In these cases, and numerous others, it is made clear that these DEI entities, as
McInnis put it, “are spaces of impossibility; they cannot do the things they are tasked
with as they are not empowered to hold community members accountable when they fail
to uphold stated investments in equity… They exist not to create systematic change
but as evidence that the work has already been done” [[153]]. In fact, it has been found that this dishonesty behind many organizations claiming
to promote DEI heightens concerns for marginalized peoples, rather than mitigating
them [[155]].
Further, in implementing DEI strategies within medical informatics, it is crucial
to be aware of these pitfalls to ensure that approaches are effective and change culture.
Interventions must not be centered around these “quick wins” that make for PR-friendly
headlines, but instead must confront power structures both within organizations and
in society at-large.
Transformative justice requires accountability on all levels. In the academic sphere,
it is fundamentally apparent that there is a lack of understanding, compassion, or
forethought from administrators. It is not uncommon to see a list of simple demands
for racial equity be pushed aside for a committee that can make recommendations but
has no real power. Oftentimes the only real change occurs after a breaking point has
been reached: graduate student unionization and striking in the United States has
proved as much. And if that’s the way it has to be, then it will continue to be so.

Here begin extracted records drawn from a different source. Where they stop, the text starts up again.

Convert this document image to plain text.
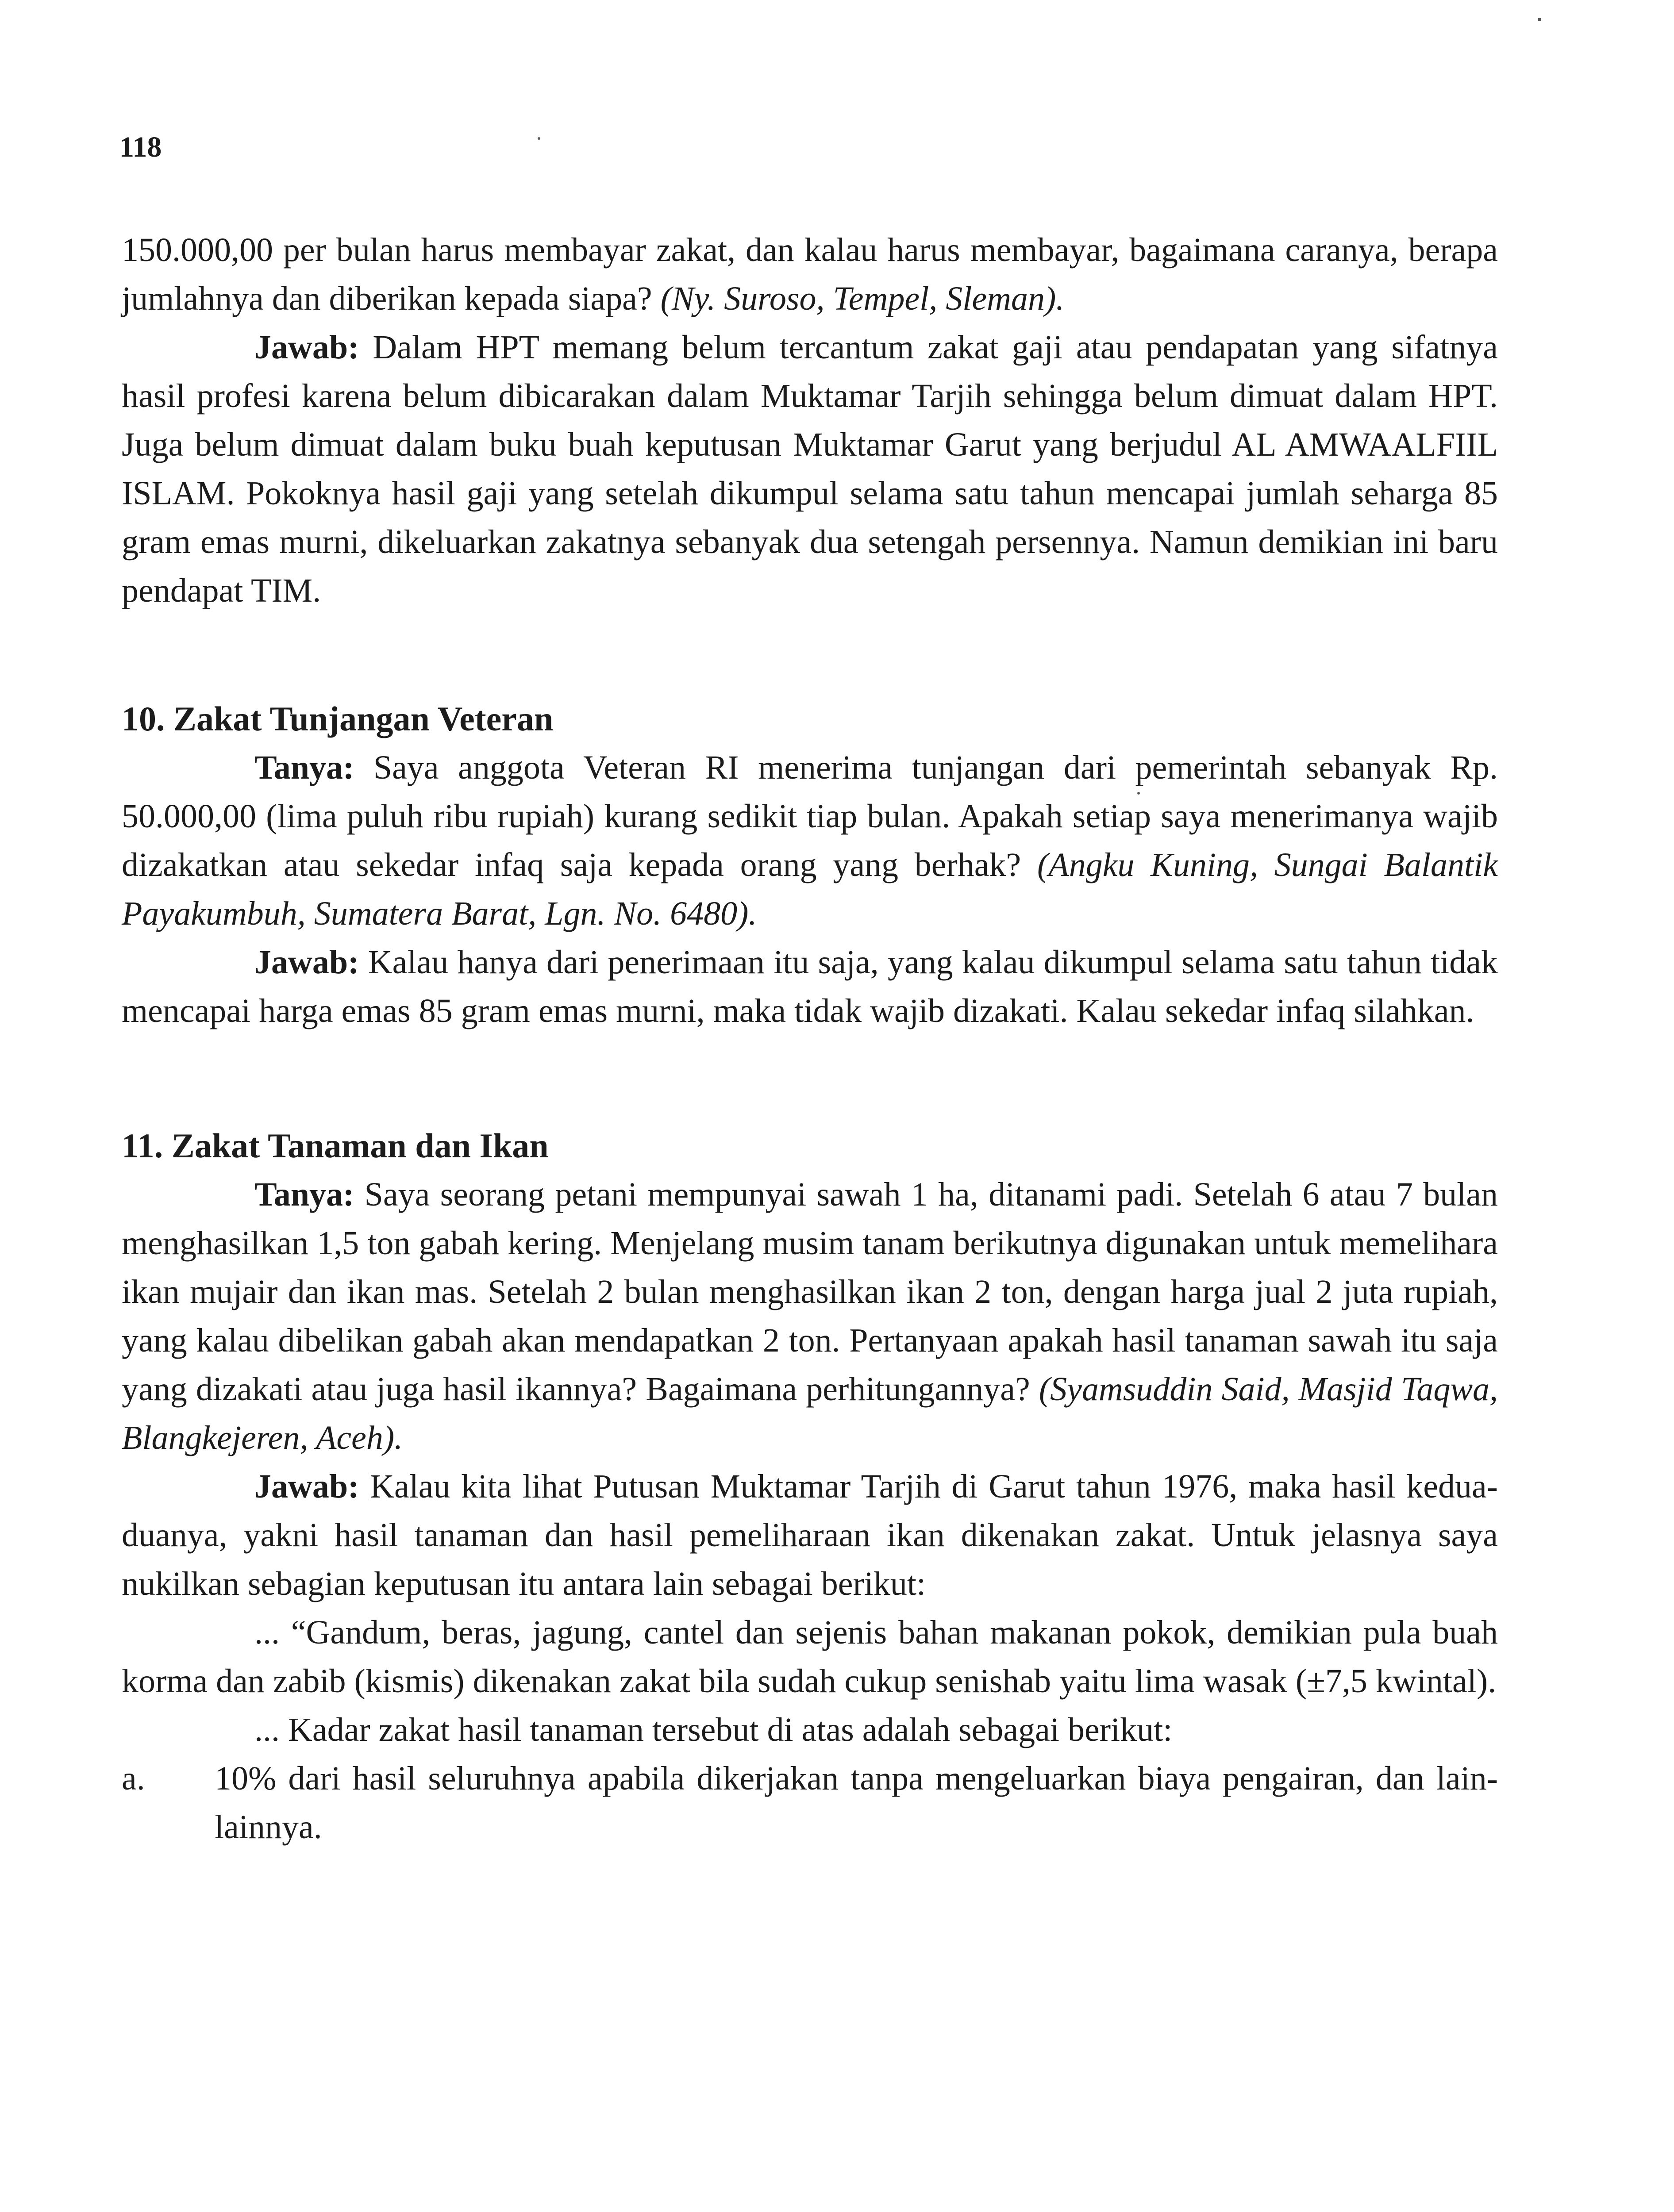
118

150.000,00 per bulan harus membayar zakat, dan kalau harus membayar, bagaimana caranya, berapa jumlahnya dan diberikan kepada siapa? (Ny. Suroso, Tempel, Sleman).

Jawab: Dalam HPT memang belum tercantum zakat gaji atau pendapatan yang sifatnya hasil profesi karena belum dibicarakan dalam Muktamar Tarjih sehingga belum dimuat dalam HPT. Juga belum dimuat dalam buku buah keputusan Muktamar Garut yang berjudul AL AMWAALFIIL ISLAM. Pokoknya hasil gaji yang setelah dikumpul selama satu tahun mencapai jumlah seharga 85 gram emas murni, dikeluarkan zakatnya sebanyak dua setengah persennya. Namun demikian ini baru pendapat TIM.

10. Zakat Tunjangan Veteran

Tanya: Saya anggota Veteran RI menerima tunjangan dari pemerintah sebanyak Rp. 50.000,00 (lima puluh ribu rupiah) kurang sedikit tiap bulan. Apakah setiap saya menerimanya wajib dizakatkan atau sekedar infaq saja kepada orang yang berhak? (Angku Kuning, Sungai Balantik Payakumbuh, Sumatera Barat, Lgn. No. 6480).

Jawab: Kalau hanya dari penerimaan itu saja, yang kalau dikumpul selama satu tahun tidak mencapai harga emas 85 gram emas murni, maka tidak wajib dizakati. Kalau sekedar infaq silahkan.

11. Zakat Tanaman dan Ikan

Tanya: Saya seorang petani mempunyai sawah 1 ha, ditanami padi. Setelah 6 atau 7 bulan menghasilkan 1,5 ton gabah kering. Menjelang musim tanam berikutnya digunakan untuk memelihara ikan mujair dan ikan mas. Setelah 2 bulan menghasilkan ikan 2 ton, dengan harga jual 2 juta rupiah, yang kalau dibelikan gabah akan mendapatkan 2 ton. Pertanyaan apakah hasil tanaman sawah itu saja yang dizakati atau juga hasil ikannya? Bagaimana perhitungannya? (Syamsuddin Said, Masjid Taqwa, Blangkejeren, Aceh).

Jawab: Kalau kita lihat Putusan Muktamar Tarjih di Garut tahun 1976, maka hasil kedua-duanya, yakni hasil tanaman dan hasil pemeliharaan ikan dikenakan zakat. Untuk jelasnya saya nukilkan sebagian keputusan itu antara lain sebagai berikut:

... “Gandum, beras, jagung, cantel dan sejenis bahan makanan pokok, demikian pula buah korma dan zabib (kismis) dikenakan zakat bila sudah cukup senishab yaitu lima wasak (±7,5 kwintal).

... Kadar zakat hasil tanaman tersebut di atas adalah sebagai berikut:

a.	10% dari hasil seluruhnya apabila dikerjakan tanpa mengeluarkan biaya pengairan, dan lain-lainnya.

However, it should be made clear that equity in research is not the whole picture
of health equity. To quote one respondent cited in Everhart et al. 2021: “I’m not
interested in research; I’m interested in services” [[156]]. Researching inequity and showcasing its existence is only one piece of that puzzle.
For the most part, it is usually obvious that such inequities exist. It is the rare
minority of research which actually attempts to reduce or eliminate them.
Open-source research is a single step, to make our knowledge, which is in the general
interest, freely available. We, as scientists and researchers, need to be accountable
for how that research is used. Too often researchers will scoff at this idea. A few
years ago, a question to this end popped up on a well-known research website: “Does
the responsibility of researchers end with the scientific publication of their findings?”
The very idea that this question has to be asked is an abject failure of researcher
education.
The responsibility of researchers only begins with publication. The ethical duties
of research involve actively bettering the world around us, and so researchers should
keep in mind societal and policy implications of their work, both within the work
itself and with how that work is used afterward. Researchers need to be active collaborators
with implementers and policymakers. The success of research should not be judged by
its lead researcher’s h-index, but rather by its impact in society.